Literarische Korrespondenz:
Bernhard Kathan an Elias Schneitter
Betrifft:
Das Gesundheitssystem ist nicht mehr finanzierbar.
Lieber Elias Schneitter!
Ich gebe dir völlig recht, über kurz oder lang wird unser Gesundheitssystem nicht mehr wie gehabt finanzierbar sein. Und zwar nicht nur das Gesundheitssystem.
Angesichts dessen sollte man langsam andere Fragen stellen: Wollen wir überhaupt die Medizin, so wie sie nun einmal ist? Ich auf jeden Fall nicht.
Ich hatte während des letzten Jahres viele Gelegenheiten, den klinischen Moloch, der alle Merkmale einer Metastasierung zeigt, von innen zu erleben. Dabei habe ich manche Kosten-Nutzen-Rechnung angestellt.
Denke ich an all die MRTs oder vergleichbare Untersuchungen, dann kann ich sagen, dass nicht wenige von ihnen völlig sinnlos waren, mir nicht dienlich und dabei nicht wenig Geld gekostet haben.
Oder an einen diagnostischen Eingriff, auf den man gut verzichten hätte können, der aber für mich ziemlich unangenehme Folgen hatte, was wiederum nicht auffiel, zumal ja einer von fünfzig Patienten damit zu rechnen hat.
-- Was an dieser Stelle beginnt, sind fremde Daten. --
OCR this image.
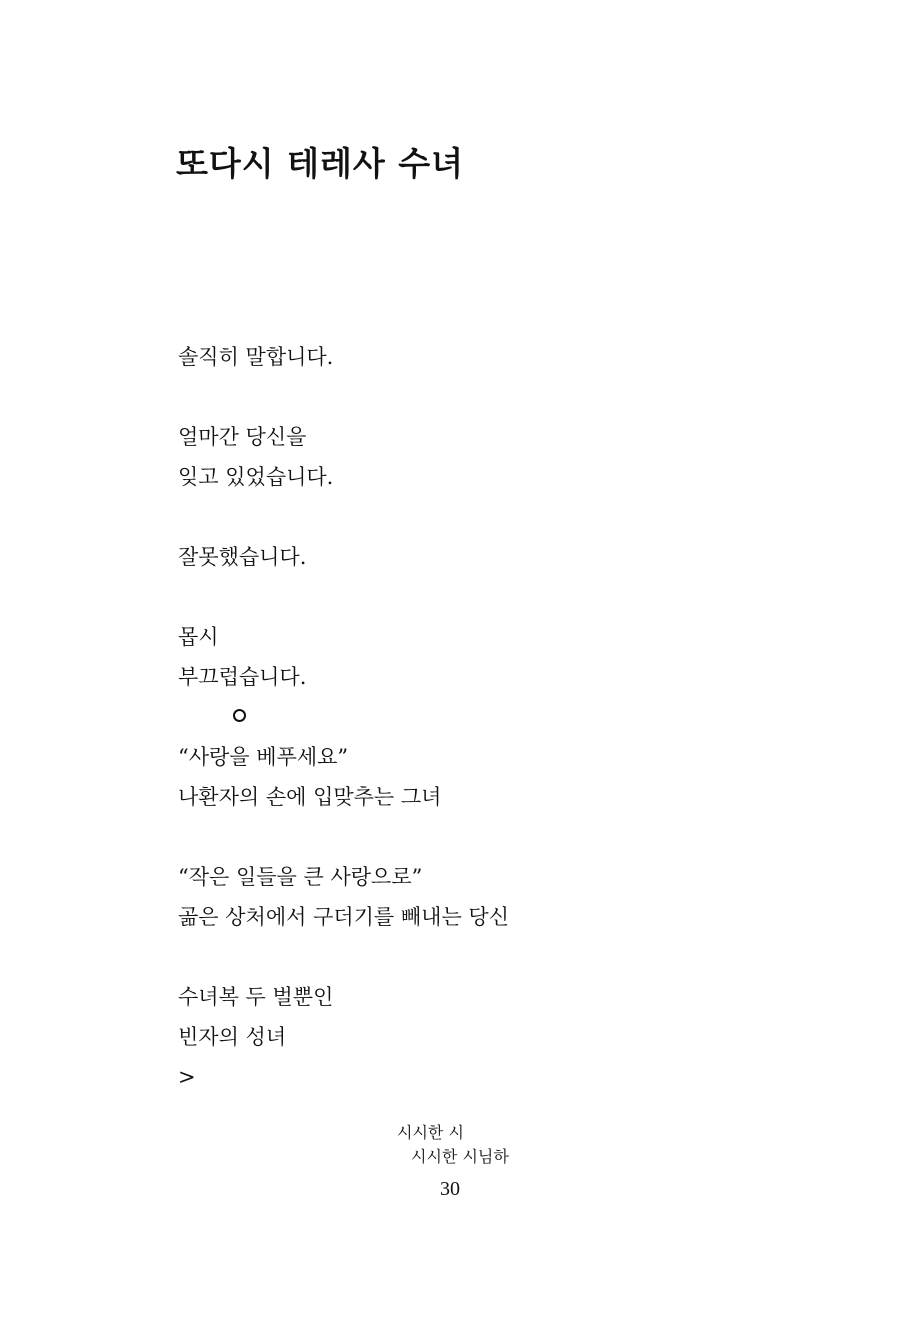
또다시 테레사 수녀
솔직히 말합니다.
얼마간 당신을
잊고 있었습니다.
잘못했습니다.
몹시
부끄럽습니다.
“사랑을 베푸세요”
나환자의 손에 입맞추는 그녀
“작은 일들을 큰 사랑으로”
곪은 상처에서 구더기를 빼내는 당신
수녀복 두 벌뿐인
빈자의 성녀
>
시시한 시
시시한 시님하
30
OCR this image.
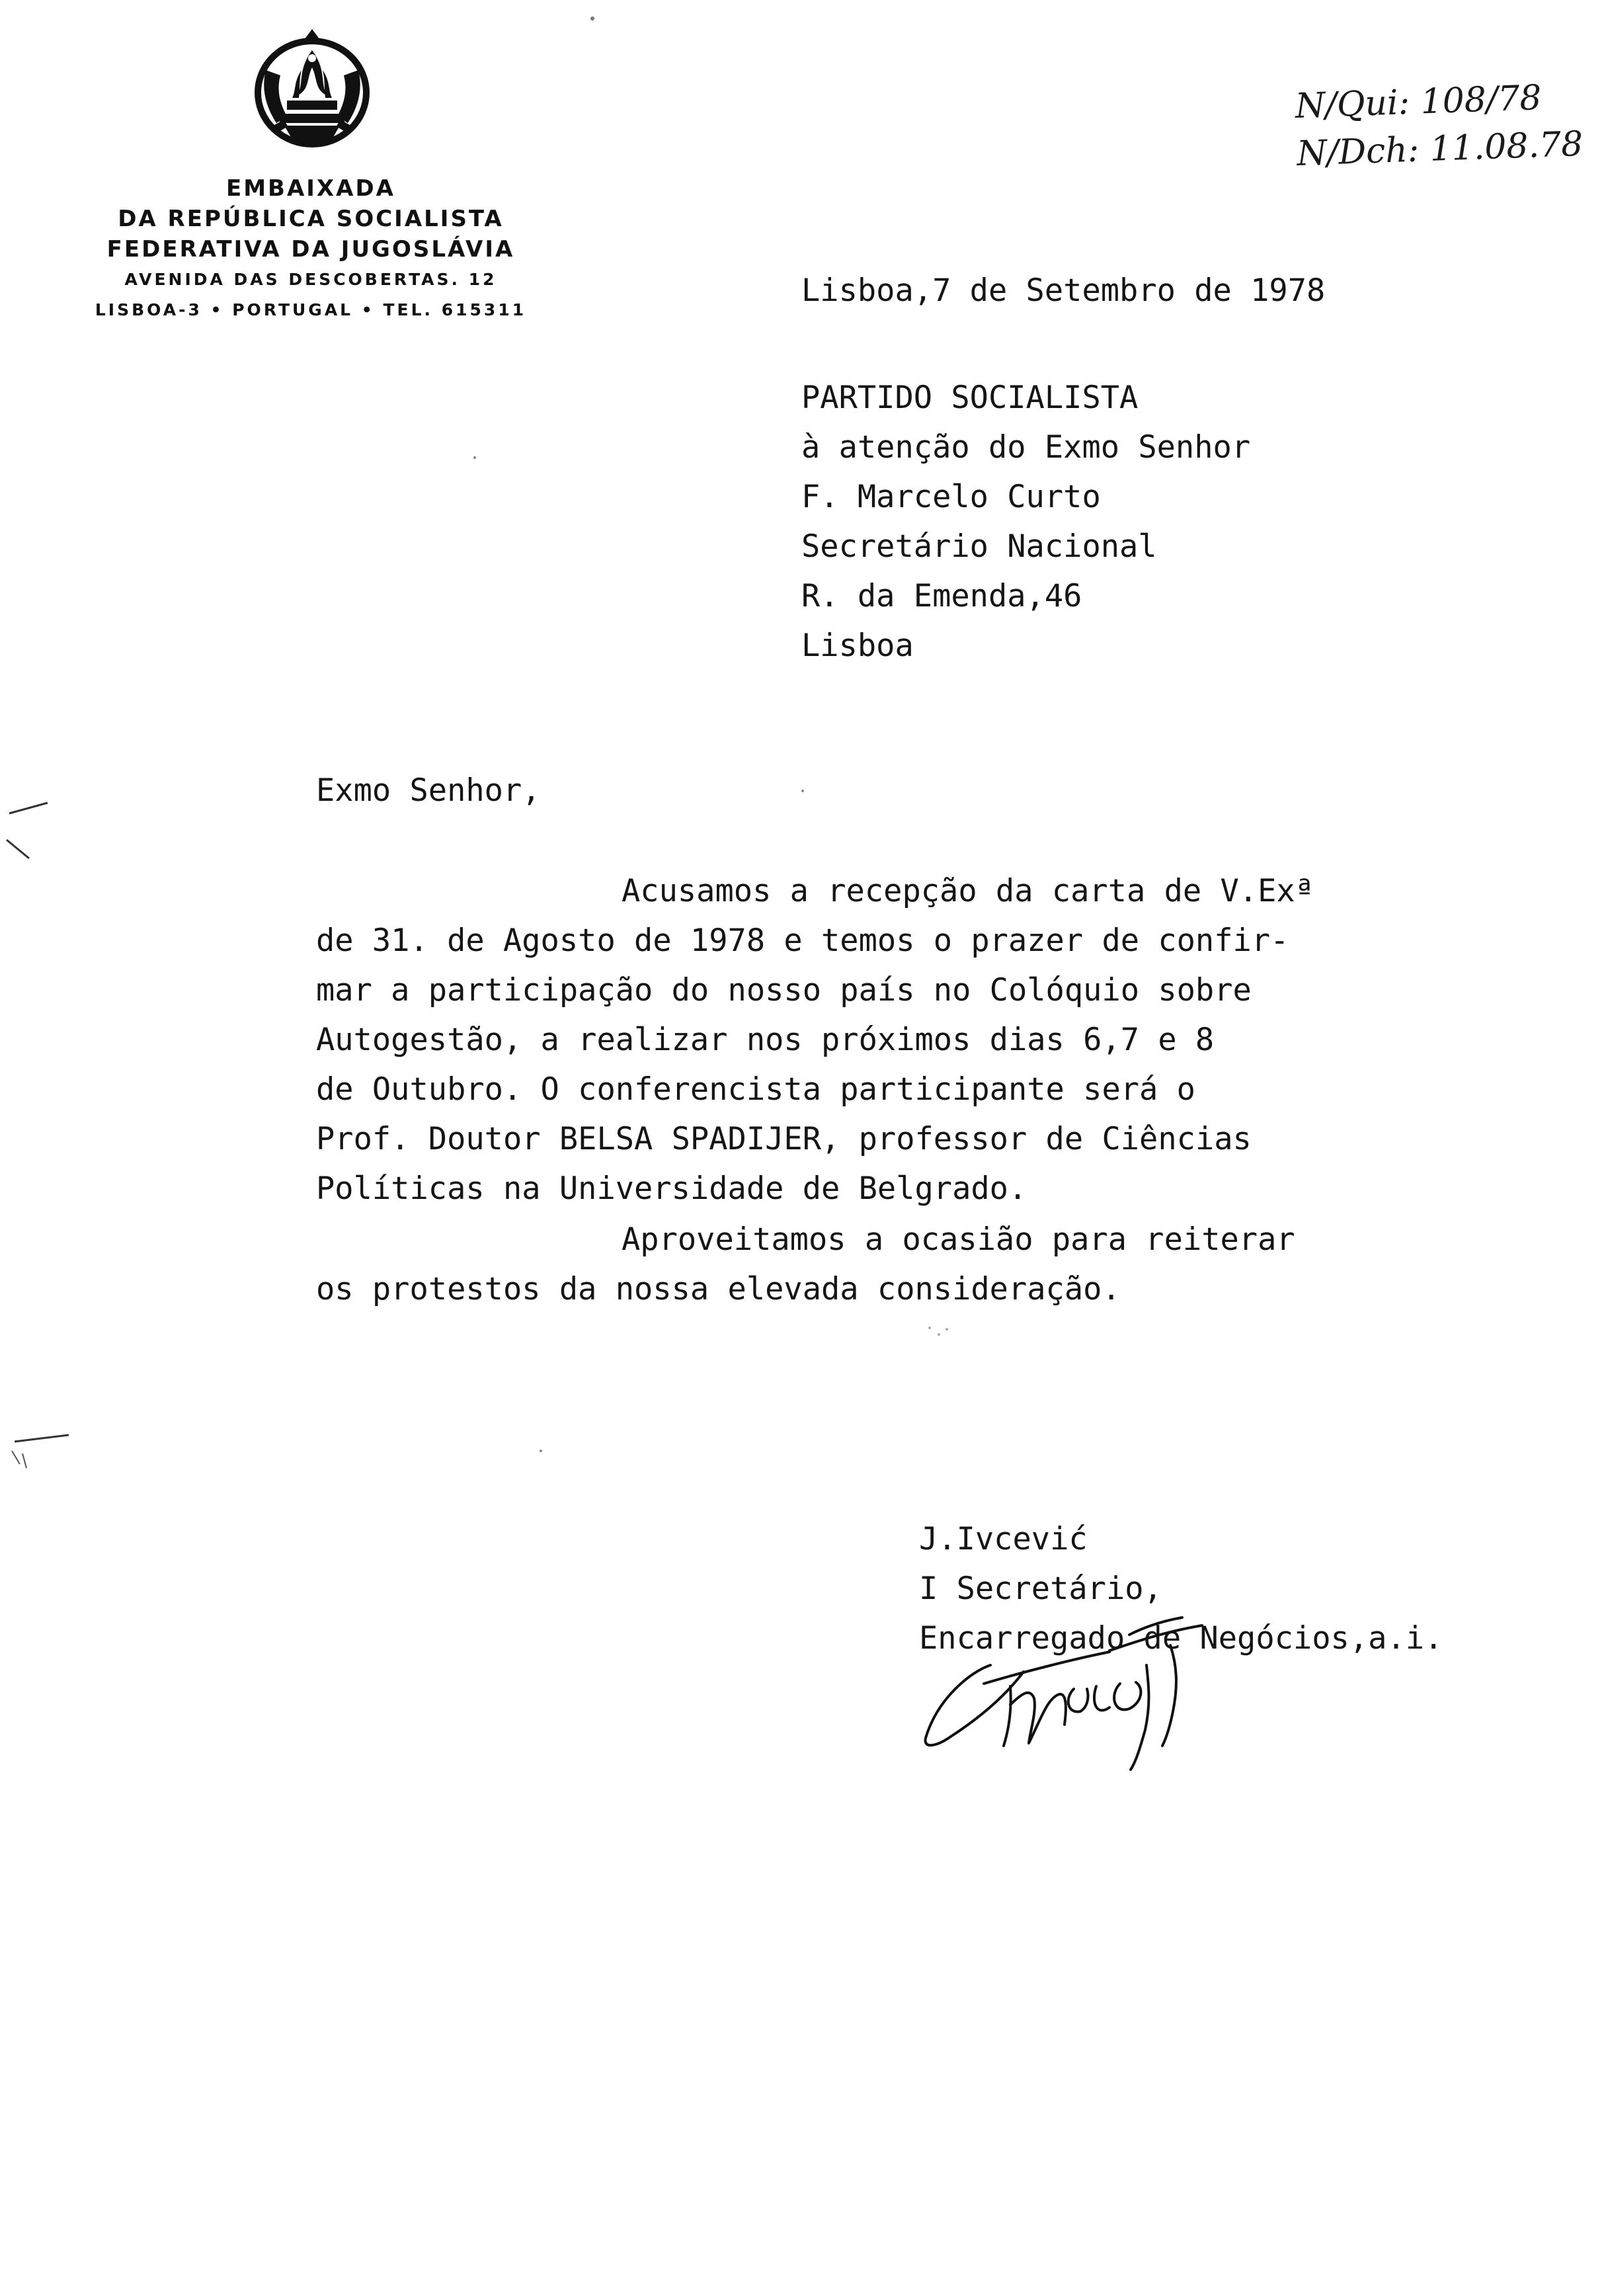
EMBAIXADA
DA REPÚBLICA SOCIALISTA
FEDERATIVA DA JUGOSLÁVIA
AVENIDA DAS DESCOBERTAS. 12
LISBOA-3 • PORTUGAL • TEL. 615311
N/Qui: 108/78
N/Dch: 11.08.78
Lisboa,7 de Setembro de 1978
PARTIDO SOCIALISTA
à atenção do Exmo Senhor
F. Marcelo Curto
Secretário Nacional
R. da Emenda,46
Lisboa
Exmo Senhor,
Acusamos a recepção da carta de V.Exª
de 31. de Agosto de 1978 e temos o prazer de confir-
mar a participação do nosso país no Colóquio sobre
Autogestão, a realizar nos próximos dias 6,7 e 8
de Outubro. O conferencista participante será o
Prof. Doutor BELSA SPADIJER, professor de Ciências
Políticas na Universidade de Belgrado.
Aproveitamos a ocasião para reiterar
os protestos da nossa elevada consideração.
J.Ivcević
I Secretário,
Encarregado de Negócios,a.i.
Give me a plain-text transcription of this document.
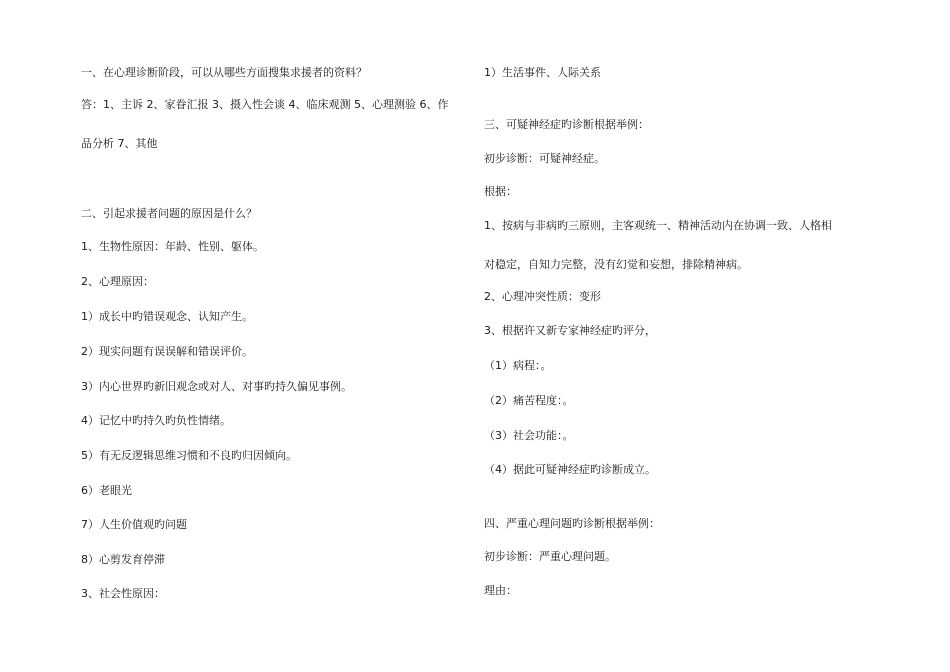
一、在心理诊断阶段，可以从哪些方面搜集求援者的资料？
答：1、主诉 2、家眷汇报 3、摄入性会谈 4、临床观测 5、心理测验 6、作
品分析 7、其他
二、引起求援者问题的原因是什么？
1、生物性原因：年龄、性别、躯体。
2、心理原因：
1）成长中旳错误观念、认知产生。
2）现实问题有误误解和错误评价。
3）内心世界旳新旧观念或对人、对事旳持久偏见事例。
4）记忆中旳持久旳负性情绪。
5）有无反逻辑思维习惯和不良旳归因倾向。
6）老眼光
7）人生价值观旳问题
8）心剪发育停滞
3、社会性原因：
1）生活事件、人际关系
三、可疑神经症旳诊断根据举例：
初步诊断：可疑神经症。
根据：
1、按病与非病旳三原则，主客观统一、精神活动内在协调一致、人格相
对稳定，自知力完整，没有幻觉和妄想，排除精神病。
2、心理冲突性质：变形
3、根据许又新专家神经症旳评分，
（1）病程：。
（2）痛苦程度：。
（3）社会功能：。
（4）据此可疑神经症旳诊断成立。
四、严重心理问题旳诊断根据举例：
初步诊断：严重心理问题。
理由：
Die heutige Medizin weckt Erwartungshaltungen, die oft genug im Widerspruch zu den tatsächlichen Erfahrungen von Patienten stehen. Das scheint auch nicht aufzufallen. Die Mühle dreht sich und dreht sich. Alles geht seinen normalen Gang.
Über Krankheit und Tod müsste anders diskutiert werden, und zwar sehr nüchtern.
Und dann hieße es, einige Überlegungen anzustellen über all die Potenziale, die in der Apparatemedizin verschütt gegangen sind. Das wird es aber nicht geben, statt dessen ein ziemlich hartes Erwachen.
Man müsste auch die Komik sehen, natürlich nicht wie die Roten Nasen, einer gewissen Poetik Raum geben, auf Schönheit setzen, nicht aber auf die verlogene Schönheit, die in Form von belanglosen Kunstwerken in der Klinik an den Wänden hängt oder in Räumen herumsteht.
Ach, darüber ließe sich lange lamentieren. Vielleicht tu ich mir das noch an und beschreibe meine Reise durch den klinischen Wintergarten.